Background: COVID-19 has impacted healthcare in many ways, including presentation of acute stroke. Since time-sensitive thrombolysis is essential for reducing morbidity and mortality in acute stroke, any delays due to the pandemic can have serious consequences. Methods: We retrospectively reviewed the electronic medical records for patients presenting with acute ischemic stroke at a comprehensive stroke center in March-April 2020 (the early months of COVID-19) and compared to the same time period in 2019. Stroke metrics such as incidence, time to arrival, and immediate outcomes were assessed. Results: There were 48 acute ischemic strokes (of which 7 were transfers) in March-April 2020 compared to 64 (of which 12 were transfers) in 2019. The average last known well to arrival time (±SD) for stroke codes was 1,041 (±1682.1) min in 2020 and 554 (±604.9) min in 2019. Of the patients presenting directly to the ED with a known last known well time, 27.8% (10/36) presented in the first 4.5 h in 2020, in contrast to 40.5% (15/37) in 2019. Patients who died comprised 10.4% of the stroke cohort in 2020 (5/48) compared to 6.3% in 2019 (4/64).
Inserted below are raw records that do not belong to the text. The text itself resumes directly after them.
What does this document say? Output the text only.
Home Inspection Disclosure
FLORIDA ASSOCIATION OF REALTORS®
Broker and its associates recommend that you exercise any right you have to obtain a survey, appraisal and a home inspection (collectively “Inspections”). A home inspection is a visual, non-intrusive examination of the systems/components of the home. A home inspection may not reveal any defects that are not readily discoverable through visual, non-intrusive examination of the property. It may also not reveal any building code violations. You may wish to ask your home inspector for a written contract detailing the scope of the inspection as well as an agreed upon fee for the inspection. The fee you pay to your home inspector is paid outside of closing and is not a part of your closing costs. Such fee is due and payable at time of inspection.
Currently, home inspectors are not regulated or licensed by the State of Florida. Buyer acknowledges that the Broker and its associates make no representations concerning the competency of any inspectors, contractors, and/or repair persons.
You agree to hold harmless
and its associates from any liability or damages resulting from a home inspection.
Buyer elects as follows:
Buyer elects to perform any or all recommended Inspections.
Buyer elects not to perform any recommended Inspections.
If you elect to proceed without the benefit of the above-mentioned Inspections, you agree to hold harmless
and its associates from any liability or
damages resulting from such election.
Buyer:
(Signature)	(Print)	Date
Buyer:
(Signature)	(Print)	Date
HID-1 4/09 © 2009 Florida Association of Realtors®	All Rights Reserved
Conclusions: During the first 2 months of COVID-19, there were fewer overall stroke cases who presented to our hospital, and of these cases, there was delayed presentation in comparison to the same time period in 2019. Recognizing how stroke presentation may be affected by COVID-19 would allow for optimization of established stroke triage algorithms in order to ensure safe and timely delivery of stroke care during a pandemic.